During our adventure traveling through the contiguous forty-eight states for fourteen months in 1984-1985, we found a place that felt like it could be another home. Tucson. It is ringed by five mountain ranges, not snowy like the Rockies, but rugged and beautiful, rising from the Sonoran Desert. The Santa Catalinas, the Tortolitas, the Rincons, the Santa Rita, and Tucson ranges. These mountains display a mind-blowing range of color at sunrise, sunset, and when clouds filter the desert light. I have photos of them dressed in reds, oranges, blues, purples, and golds. During monsoon season they flaunt a verdant green as vegetation awakens in the nearly tropical heat and humidity. But we still had a life (family and work) in Bellevue, Washington; but when the kids were raised and it was time for retirement we headed south. I am grateful every morning I wake up to the sunshine. I even learned, after many years, to treasure rain again. It was such a curse in Seattle. Anxiety no longer attacks me when dark rain clouds appear on the horizon. They are temporary. I know they will make the cacti and fruit trees blossom, wildflowers erupt into blankets of color and sate thirsty desert critters. I welcome monsoon season like a native. My feet are firmly planted in this place. Breathing clear air, embracing dark skies at night with diamond-bright galaxies shifting overhead, walking trails and communing with desert animals that cross our path or visit our yard, make this place home.
This poem is about the four places that influenced me from childhood until now. Home is more than just an address, a dot on a map. It is a place where your soul can breathe.
Where I Am From
I am from the traveling wind, deep roots, Wide blue skies, far horizons, and waving wheat, Great-grandma’s raw onions by her supper plate, Great-grandpa’s spittoon beside his rocker, Refrigerator on the back porch and dirt fruit cellar, Fireflies on summer nights.
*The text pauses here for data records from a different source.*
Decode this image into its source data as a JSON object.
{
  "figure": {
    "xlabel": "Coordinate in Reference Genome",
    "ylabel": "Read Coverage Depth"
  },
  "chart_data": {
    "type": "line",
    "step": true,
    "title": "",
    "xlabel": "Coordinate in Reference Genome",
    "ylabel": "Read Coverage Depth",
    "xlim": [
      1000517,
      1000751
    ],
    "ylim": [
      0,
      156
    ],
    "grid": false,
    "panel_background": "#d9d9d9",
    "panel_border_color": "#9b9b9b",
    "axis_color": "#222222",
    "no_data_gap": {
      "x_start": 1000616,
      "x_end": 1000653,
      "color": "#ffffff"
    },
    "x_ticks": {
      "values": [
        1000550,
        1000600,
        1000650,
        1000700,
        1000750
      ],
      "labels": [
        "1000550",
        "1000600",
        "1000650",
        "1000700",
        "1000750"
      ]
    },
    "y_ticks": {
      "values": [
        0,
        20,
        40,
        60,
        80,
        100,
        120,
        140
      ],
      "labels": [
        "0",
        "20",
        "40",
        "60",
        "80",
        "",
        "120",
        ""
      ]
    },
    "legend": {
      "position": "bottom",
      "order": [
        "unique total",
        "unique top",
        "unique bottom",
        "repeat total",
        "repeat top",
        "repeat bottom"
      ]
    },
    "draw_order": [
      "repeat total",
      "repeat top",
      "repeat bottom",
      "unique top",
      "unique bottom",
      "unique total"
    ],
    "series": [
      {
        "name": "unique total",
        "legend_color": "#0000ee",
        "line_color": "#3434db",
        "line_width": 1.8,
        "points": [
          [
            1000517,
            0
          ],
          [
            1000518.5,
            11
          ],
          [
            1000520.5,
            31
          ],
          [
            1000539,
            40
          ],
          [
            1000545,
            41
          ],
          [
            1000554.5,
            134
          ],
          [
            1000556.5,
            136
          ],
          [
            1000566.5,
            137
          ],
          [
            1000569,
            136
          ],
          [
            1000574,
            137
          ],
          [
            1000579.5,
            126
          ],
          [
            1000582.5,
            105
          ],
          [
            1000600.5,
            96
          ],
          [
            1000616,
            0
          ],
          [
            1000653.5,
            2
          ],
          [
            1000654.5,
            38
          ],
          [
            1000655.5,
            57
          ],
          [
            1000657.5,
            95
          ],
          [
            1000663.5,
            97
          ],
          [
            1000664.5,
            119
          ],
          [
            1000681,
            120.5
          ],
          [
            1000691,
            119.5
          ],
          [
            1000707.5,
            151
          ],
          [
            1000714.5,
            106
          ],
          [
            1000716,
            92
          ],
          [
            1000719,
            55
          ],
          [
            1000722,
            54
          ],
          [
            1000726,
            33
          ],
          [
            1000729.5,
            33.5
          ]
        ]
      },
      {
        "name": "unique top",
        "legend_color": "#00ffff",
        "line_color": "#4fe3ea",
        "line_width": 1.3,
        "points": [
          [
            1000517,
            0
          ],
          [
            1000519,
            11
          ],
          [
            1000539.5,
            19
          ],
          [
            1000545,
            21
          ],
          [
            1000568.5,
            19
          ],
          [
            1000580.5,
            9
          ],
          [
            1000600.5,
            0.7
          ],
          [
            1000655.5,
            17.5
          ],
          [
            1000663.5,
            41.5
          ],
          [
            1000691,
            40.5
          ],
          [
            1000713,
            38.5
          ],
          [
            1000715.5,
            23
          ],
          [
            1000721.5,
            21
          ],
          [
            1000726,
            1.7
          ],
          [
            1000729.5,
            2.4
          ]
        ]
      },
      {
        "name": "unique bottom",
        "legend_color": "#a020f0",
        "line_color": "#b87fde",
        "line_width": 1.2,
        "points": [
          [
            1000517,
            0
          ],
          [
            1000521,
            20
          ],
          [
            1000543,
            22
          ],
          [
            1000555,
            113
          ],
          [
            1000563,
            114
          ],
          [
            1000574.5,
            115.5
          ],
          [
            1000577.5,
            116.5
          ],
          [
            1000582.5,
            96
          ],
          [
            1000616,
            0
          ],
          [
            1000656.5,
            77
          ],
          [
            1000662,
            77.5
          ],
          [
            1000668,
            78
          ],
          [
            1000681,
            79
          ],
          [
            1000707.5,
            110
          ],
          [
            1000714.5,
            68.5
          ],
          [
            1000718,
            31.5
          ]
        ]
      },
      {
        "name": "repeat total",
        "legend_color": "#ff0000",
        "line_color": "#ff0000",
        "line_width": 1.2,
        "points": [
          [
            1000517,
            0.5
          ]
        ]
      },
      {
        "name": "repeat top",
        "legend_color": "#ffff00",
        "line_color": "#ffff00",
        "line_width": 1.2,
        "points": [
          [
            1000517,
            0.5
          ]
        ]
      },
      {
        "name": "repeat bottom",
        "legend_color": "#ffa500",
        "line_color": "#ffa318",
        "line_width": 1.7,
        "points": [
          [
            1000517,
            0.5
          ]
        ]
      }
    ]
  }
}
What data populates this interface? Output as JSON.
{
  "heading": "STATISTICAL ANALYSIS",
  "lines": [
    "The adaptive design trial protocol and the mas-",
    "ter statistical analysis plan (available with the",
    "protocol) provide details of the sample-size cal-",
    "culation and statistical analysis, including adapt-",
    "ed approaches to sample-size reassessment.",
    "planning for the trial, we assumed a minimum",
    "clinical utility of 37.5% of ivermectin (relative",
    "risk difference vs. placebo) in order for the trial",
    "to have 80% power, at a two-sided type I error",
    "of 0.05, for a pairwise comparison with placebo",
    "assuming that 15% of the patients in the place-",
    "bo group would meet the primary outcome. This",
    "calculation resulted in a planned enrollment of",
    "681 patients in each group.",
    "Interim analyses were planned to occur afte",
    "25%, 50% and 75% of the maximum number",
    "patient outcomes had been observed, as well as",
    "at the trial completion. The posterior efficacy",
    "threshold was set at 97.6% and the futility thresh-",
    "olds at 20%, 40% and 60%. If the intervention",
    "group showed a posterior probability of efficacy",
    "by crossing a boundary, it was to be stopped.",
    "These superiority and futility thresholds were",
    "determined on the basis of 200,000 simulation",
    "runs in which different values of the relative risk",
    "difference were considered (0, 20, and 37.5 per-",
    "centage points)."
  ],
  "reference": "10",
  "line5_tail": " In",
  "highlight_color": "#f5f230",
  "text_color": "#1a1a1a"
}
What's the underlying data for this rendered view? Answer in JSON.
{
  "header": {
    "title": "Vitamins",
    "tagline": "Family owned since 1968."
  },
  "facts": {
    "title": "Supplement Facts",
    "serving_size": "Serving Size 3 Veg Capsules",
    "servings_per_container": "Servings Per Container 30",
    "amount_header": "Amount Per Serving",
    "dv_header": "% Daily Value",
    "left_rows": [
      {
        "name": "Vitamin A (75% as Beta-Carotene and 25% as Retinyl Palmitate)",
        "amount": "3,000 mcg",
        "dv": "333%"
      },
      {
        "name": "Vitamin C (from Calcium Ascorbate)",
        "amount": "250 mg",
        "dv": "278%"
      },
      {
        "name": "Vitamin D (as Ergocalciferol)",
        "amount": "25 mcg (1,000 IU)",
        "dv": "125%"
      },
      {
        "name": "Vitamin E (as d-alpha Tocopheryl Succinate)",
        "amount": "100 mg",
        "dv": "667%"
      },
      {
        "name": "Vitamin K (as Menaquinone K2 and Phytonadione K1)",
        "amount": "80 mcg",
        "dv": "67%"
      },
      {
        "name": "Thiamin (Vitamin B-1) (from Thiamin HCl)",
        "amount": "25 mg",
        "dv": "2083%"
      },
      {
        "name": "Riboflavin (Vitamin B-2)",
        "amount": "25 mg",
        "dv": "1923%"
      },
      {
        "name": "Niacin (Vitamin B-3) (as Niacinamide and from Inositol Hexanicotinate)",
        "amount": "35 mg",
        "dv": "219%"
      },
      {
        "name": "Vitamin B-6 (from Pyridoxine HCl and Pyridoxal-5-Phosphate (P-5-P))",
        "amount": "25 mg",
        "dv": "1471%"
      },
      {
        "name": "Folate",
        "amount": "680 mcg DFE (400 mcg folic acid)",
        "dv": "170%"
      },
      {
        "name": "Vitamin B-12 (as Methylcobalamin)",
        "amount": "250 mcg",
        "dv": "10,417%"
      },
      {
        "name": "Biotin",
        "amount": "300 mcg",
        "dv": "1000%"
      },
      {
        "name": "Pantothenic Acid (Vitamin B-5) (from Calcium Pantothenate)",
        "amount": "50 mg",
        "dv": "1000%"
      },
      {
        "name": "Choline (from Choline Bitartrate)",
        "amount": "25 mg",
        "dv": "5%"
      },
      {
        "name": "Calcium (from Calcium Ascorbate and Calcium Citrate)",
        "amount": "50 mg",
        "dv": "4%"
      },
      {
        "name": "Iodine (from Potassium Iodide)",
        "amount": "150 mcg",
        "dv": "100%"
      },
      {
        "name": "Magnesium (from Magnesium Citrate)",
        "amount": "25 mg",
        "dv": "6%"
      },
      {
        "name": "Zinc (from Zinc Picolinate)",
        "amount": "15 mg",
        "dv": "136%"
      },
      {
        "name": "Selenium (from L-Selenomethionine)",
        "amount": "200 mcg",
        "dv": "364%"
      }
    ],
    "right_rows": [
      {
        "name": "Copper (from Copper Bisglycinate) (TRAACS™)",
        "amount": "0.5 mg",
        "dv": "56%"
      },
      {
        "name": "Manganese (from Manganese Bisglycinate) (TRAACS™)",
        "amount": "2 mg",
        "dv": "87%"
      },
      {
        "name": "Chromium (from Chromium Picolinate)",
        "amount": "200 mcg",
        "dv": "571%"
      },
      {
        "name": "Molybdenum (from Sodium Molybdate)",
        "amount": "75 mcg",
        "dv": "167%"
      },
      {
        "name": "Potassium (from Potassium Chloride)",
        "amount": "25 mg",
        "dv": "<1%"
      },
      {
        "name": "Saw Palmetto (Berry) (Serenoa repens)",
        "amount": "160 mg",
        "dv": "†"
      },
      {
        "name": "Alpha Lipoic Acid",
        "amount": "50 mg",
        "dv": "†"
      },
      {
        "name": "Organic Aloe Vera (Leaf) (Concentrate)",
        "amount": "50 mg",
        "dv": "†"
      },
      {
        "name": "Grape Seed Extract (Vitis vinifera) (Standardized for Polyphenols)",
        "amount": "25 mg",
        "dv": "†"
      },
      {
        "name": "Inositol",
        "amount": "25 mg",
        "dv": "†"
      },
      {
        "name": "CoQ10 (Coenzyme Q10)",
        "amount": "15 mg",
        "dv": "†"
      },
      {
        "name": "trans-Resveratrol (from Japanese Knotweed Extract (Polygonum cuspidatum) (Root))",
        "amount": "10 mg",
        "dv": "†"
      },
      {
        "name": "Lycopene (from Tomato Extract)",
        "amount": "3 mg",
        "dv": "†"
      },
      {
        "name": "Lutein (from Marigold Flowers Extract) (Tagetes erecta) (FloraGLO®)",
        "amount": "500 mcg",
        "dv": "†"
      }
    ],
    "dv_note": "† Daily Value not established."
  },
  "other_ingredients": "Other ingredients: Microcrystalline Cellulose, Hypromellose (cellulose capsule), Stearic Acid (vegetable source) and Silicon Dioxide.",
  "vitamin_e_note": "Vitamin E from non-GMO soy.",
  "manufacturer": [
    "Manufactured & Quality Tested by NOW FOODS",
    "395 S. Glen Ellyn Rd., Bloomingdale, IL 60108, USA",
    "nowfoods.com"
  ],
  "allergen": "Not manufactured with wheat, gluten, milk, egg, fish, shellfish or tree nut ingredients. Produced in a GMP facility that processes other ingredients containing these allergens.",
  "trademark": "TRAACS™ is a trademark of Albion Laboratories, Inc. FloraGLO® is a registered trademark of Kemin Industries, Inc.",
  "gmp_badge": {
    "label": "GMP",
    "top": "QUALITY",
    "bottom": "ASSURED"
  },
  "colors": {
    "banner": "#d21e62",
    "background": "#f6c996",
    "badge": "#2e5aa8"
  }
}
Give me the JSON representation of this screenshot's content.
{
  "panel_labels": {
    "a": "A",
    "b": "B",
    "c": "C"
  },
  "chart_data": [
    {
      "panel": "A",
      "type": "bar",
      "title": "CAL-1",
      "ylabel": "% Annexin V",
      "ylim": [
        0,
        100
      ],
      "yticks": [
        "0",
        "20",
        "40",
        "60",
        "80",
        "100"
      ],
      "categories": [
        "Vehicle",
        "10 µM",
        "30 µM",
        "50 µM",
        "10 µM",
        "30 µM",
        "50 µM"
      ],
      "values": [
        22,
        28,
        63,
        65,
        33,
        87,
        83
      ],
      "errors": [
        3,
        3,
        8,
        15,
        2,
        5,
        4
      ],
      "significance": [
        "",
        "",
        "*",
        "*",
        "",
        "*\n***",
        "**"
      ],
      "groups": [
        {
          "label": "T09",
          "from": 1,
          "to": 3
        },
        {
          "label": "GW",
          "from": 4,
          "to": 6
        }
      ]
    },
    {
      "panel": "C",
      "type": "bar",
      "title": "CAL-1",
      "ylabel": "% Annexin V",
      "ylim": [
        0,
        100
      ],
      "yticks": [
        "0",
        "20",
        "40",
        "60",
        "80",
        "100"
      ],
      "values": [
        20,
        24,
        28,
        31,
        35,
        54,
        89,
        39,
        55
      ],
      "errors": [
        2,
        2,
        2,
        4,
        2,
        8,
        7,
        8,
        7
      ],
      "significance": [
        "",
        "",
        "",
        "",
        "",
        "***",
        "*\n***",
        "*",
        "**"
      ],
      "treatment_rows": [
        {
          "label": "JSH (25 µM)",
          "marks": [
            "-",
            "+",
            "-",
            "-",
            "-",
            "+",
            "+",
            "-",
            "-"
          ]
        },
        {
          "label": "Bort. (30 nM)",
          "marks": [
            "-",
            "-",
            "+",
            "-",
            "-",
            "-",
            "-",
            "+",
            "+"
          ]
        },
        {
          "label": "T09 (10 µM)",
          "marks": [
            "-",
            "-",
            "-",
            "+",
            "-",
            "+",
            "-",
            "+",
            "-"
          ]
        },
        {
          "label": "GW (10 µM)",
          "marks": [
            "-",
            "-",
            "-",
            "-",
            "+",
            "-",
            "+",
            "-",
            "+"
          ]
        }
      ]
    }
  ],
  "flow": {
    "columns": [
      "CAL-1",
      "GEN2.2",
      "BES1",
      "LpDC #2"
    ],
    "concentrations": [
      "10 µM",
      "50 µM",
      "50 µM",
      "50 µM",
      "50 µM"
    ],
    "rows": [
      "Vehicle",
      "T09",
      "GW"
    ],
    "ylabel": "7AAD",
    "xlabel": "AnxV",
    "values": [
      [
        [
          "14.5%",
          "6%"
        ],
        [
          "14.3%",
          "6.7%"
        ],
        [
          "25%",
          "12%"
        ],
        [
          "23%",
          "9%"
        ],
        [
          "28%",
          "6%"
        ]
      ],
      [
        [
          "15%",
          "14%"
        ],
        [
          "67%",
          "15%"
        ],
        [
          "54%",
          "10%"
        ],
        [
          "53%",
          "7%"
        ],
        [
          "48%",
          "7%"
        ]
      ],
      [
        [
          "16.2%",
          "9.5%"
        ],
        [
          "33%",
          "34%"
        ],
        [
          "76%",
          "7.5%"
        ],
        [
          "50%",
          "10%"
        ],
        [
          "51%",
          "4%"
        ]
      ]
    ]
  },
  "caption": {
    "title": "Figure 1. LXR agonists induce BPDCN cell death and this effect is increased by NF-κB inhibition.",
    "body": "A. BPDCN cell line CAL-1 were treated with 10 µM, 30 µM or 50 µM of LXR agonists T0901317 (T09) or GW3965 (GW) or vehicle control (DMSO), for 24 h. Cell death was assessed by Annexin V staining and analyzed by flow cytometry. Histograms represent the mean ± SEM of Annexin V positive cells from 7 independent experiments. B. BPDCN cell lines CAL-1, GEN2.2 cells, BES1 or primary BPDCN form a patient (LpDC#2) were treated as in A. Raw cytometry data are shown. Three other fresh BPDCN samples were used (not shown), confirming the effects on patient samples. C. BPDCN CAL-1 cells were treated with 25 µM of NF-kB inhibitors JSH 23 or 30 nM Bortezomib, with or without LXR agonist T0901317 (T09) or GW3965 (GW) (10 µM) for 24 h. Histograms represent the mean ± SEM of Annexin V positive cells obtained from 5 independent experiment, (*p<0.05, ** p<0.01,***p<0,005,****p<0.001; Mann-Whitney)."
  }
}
I am from deep dark earth and snowy mountain highs Grandpa’s railroad uniform smelling of wool and tobacco Fishing at Estes Park, summer night baseball, Honeysuckle, snapdragons, and putting up the beans A ringer on the washing machine Cold fried chicken, white bread with butter and sugar
I am from endless gray skies, armies of black-green sentinel fir trees Reaching to the smothering clouds A city where art and music blend past and present A thousand cultures mingle like flavors in a stew The drizzle of cold, the smell of mold Wind in the sails, islands in the fog
I am from the knife-edged peaks with mysterious crevices Rising from the desert floor. Dark starry nights, quiet as serenity Deer, coyote, and javelina share their space. The soul-filling scent of the creosote bush after a summer monsoon. The endless blue of sky and translucent flower of prickly pear.